L’air de la ville semble bon pendant une minute. Brumeux le suivant. Nous savons ce qui se passe. La chimie ? Cette partie est encore floue, molécule par molécule invisible.
Nous pensions que l’oxyde nitrique était le bon type. Ou du moins, une pédale de frein. Dans les artères encombrées des villes modernes, les chercheurs ont supposé que le NO arrêtait certaines réactions qui produisent des particules. Cela gardait le ciel plus propre, en théorie.
Des chercheurs de l’Université de Tampere et d’Helsinki ont renversé la situation. Dans des conditions urbaines spécifiques, l’oxyde nitrique n’arrête pas la brume.
Cela le crée.
L’erreur était chimique
Il ne s’agit pas seulement de mauvaises vues depuis votre balcon. Les particules d’aérosols sont la mauvaise affaire de la pollution. Minuscule. Suspendu. Ils plongent dans les poumons, aveuglent les conducteurs sur les routes mouillées et modifient le climat d’une manière que nous comprenons à peine.
Si nous voulons prévoir en temps réel la qualité de l’air sans nous gêner, nous devons savoir comment le gaz se transforme en poussière.
Pendant des années, l’histoire classique était simple : l’oxyde nitrique limite la formation de vapeurs peu volatiles. Vous connaissez le truc. Les gaz qui se refroidissent, se condensent, s’agglutinent pour devenir des particules. C’était logique. Pendant longtemps.
Que se passe-t-il lorsque cet oxyde nitrique rencontre des composés carbonylés aromatiques ?
Ces arômes sont partout dans l’air de la ville. Les gaz d’échappement. Productions industrielles. Produits de consommation diffusant des parfums dans la brise. Ils sont volatils, oui. Mais ils se transforment.
Le Dr Shawon Barua, de l’Université de Tampere, dénonce directement l’ancien point de vue. Traditionnellement, NON était le limiteur. Le contrôle de la croissance. Ses résultats ? NON l’améliore. Cela pousse les composés volatils à devenir des précurseurs d’aérosols plus rapidement que nous ne le pensions possible.
“Traditionnellement, le NO était considéré comme absent du puzzle, mais nos résultats montrent qu’il est susceptible d’améliorer la formation.”
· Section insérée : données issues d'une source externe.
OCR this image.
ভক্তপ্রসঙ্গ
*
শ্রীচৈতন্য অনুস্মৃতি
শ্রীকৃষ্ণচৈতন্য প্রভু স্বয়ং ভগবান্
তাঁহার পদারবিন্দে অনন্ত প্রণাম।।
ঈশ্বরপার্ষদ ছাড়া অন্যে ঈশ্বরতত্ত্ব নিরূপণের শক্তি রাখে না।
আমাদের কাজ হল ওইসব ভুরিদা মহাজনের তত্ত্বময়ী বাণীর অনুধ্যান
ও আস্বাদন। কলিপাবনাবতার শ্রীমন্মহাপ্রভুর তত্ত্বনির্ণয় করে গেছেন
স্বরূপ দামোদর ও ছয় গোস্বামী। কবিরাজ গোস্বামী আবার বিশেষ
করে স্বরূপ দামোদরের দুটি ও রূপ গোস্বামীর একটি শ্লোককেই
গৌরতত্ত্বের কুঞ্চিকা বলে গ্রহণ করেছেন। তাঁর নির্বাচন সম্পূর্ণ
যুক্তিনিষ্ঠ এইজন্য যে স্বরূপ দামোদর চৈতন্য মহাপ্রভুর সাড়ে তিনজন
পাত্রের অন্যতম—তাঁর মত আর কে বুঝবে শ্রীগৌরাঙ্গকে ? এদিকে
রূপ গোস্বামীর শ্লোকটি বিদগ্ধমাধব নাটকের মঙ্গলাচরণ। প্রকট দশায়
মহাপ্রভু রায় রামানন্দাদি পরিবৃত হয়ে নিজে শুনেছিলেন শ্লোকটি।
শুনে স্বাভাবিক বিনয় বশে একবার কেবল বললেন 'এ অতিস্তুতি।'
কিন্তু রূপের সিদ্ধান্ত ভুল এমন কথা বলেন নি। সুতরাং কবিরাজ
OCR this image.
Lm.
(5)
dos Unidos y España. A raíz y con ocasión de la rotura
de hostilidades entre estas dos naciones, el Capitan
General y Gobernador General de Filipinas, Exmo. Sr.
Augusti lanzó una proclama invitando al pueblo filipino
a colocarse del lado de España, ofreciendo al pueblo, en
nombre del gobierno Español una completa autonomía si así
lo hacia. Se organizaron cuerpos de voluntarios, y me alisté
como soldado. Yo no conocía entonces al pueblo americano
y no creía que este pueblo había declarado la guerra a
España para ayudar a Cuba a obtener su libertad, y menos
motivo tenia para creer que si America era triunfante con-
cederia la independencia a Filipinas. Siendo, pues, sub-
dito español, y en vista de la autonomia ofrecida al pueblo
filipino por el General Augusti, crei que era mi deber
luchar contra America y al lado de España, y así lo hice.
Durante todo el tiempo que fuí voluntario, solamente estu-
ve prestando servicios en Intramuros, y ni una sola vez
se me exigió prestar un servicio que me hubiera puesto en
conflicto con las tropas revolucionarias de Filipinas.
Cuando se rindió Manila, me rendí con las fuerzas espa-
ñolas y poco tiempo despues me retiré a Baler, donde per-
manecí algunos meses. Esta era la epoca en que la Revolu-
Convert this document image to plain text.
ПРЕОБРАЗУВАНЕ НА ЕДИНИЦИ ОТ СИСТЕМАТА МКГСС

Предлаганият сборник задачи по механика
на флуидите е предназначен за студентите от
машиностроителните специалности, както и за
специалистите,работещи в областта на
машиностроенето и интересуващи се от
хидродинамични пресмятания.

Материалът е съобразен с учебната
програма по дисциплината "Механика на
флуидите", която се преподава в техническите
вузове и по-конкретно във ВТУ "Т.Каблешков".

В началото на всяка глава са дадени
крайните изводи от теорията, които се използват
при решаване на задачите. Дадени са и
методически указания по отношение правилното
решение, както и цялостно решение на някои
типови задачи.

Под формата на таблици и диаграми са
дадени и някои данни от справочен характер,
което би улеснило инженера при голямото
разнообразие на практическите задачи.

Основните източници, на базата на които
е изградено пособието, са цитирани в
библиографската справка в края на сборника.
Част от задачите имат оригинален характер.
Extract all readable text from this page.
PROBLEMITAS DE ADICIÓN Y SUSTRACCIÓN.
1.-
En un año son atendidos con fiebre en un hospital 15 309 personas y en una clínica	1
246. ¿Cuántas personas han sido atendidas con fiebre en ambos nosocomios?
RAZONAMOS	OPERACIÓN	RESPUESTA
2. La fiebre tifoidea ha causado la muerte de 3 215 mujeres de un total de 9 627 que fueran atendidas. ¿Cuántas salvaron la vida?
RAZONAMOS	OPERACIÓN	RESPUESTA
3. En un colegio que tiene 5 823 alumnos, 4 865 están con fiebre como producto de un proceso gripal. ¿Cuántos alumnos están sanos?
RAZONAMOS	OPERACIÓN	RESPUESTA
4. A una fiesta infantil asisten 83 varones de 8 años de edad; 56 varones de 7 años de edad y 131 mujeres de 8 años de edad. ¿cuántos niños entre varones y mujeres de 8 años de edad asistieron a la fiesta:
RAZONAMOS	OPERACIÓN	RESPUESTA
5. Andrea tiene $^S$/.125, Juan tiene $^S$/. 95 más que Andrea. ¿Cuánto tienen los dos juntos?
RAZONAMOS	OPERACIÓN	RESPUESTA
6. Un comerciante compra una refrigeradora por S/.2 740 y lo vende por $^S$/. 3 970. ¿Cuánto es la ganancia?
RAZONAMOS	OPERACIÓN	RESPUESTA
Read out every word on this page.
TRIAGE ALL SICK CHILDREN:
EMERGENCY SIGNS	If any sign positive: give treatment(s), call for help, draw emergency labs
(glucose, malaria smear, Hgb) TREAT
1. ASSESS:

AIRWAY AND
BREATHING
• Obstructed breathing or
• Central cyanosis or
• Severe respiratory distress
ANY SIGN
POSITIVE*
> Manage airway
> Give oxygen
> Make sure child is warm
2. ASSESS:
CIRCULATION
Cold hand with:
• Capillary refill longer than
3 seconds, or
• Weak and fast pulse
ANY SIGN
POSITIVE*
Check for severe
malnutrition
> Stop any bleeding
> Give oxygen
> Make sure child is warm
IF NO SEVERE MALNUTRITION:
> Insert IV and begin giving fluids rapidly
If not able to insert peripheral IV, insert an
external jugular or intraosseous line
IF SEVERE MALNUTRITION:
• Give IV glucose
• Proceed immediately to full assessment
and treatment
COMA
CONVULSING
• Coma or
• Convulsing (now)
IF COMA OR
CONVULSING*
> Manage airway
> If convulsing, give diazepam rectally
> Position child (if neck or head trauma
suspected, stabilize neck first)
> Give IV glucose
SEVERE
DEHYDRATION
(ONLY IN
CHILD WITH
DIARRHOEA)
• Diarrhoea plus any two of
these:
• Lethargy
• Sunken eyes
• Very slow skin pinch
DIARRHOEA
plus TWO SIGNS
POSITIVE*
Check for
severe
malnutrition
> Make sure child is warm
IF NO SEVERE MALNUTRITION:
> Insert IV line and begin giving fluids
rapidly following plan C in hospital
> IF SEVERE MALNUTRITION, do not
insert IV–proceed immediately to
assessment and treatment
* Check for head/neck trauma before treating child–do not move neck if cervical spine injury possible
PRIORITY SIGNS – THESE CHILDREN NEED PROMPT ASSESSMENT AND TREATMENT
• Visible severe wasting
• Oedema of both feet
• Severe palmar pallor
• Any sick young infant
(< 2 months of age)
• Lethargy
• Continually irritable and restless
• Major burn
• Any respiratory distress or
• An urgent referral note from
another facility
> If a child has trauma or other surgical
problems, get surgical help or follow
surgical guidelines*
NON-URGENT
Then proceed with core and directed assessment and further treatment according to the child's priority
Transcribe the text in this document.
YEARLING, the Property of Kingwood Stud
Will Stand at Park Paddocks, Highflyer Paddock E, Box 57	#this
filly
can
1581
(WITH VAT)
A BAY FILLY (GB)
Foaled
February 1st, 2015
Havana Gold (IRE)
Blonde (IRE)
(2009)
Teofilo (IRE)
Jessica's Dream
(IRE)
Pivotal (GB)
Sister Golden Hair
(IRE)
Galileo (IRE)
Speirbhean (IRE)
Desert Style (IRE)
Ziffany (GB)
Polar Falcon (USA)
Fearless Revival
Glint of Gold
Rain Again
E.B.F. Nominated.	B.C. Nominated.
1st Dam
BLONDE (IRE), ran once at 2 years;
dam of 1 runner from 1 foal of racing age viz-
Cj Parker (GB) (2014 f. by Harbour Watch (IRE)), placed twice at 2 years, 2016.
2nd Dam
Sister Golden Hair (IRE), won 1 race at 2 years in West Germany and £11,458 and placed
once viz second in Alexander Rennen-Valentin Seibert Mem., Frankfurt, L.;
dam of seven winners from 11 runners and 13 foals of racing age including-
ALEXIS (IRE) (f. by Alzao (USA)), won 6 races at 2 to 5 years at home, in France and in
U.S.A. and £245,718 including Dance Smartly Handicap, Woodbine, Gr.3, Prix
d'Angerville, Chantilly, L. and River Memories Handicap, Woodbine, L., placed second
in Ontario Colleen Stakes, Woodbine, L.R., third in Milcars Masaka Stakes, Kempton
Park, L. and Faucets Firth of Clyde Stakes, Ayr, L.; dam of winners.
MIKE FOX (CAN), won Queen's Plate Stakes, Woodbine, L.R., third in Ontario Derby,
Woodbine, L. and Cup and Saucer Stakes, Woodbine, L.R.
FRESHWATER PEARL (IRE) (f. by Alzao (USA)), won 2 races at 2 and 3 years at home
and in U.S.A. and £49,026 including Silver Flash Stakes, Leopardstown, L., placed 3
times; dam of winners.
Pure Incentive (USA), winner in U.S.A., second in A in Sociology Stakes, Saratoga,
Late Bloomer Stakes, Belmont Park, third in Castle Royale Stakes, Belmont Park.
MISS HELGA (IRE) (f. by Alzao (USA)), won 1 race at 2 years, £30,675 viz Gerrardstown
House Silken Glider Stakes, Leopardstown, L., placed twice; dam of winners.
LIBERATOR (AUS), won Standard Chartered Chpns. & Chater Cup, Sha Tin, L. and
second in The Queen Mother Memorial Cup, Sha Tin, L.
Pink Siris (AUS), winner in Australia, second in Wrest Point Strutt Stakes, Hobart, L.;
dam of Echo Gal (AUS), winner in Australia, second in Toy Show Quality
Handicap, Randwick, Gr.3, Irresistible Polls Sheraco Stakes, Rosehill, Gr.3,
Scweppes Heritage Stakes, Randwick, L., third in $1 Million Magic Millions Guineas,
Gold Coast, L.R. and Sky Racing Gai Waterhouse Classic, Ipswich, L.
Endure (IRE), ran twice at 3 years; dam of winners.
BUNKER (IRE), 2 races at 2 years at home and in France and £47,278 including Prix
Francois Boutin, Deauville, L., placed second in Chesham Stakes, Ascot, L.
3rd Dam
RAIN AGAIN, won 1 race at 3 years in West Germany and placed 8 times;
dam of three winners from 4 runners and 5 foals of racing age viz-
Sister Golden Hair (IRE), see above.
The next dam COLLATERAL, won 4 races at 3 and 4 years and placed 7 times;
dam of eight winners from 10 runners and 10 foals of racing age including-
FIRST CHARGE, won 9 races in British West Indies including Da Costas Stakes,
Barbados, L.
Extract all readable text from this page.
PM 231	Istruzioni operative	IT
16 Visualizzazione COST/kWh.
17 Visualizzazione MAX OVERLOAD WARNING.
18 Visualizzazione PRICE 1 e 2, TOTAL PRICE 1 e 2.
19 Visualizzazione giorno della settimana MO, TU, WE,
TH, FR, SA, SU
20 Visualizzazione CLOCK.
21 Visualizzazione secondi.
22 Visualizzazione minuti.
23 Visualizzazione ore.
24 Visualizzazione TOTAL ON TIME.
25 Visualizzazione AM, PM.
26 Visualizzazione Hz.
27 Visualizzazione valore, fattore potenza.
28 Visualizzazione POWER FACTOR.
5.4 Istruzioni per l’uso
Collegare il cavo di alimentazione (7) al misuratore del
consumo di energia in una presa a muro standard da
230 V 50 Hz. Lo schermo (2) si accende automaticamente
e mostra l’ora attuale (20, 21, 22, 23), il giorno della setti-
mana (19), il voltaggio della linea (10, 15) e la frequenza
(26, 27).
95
Attends, a-t-il dit disparu ? Ou limiteur ? La citation indique que cela était considéré comme limitatif, mais nous constatons maintenant une amélioration. Le fait est que le frein était en fait un accélérateur.
Liens manquants
Alors ils ont regardé de plus près.
À l’aide d’expériences en laboratoire et d’une modélisation informatique intensive, l’équipe a tracé une voie que la plupart des modèles atmosphériques ignoraient complètement. Dans le smog d’une ville, les réactions entre l’oxyde nitrique et les carbonyles aromatiques se transforment en éléments constitutifs des particules.
Rapidement.
Efficacement.
C’est important. Les villes rejettent en tandem des polluants aromatiques et des oxydes d’azote. Ils se mélangent. Si cette voie est active partout – et les preuves le suggèrent – elle explique un mystère frustrant dans les sciences de l’environnement.
Pourquoi les modèles continuent-ils d’échouer ?
Nous prévoyons les niveaux de particules. Le ciel réel dit le contraire.
Le professeur Matti Rissanen pense que la question est simple. Nous avons laissé d’importantes chaînes de réaction dans les salles de découpe des modèles de chimie atmosphérique.
“Les réactions d’oxydation séquentielles… sont absentes des modèles chimiques existants.”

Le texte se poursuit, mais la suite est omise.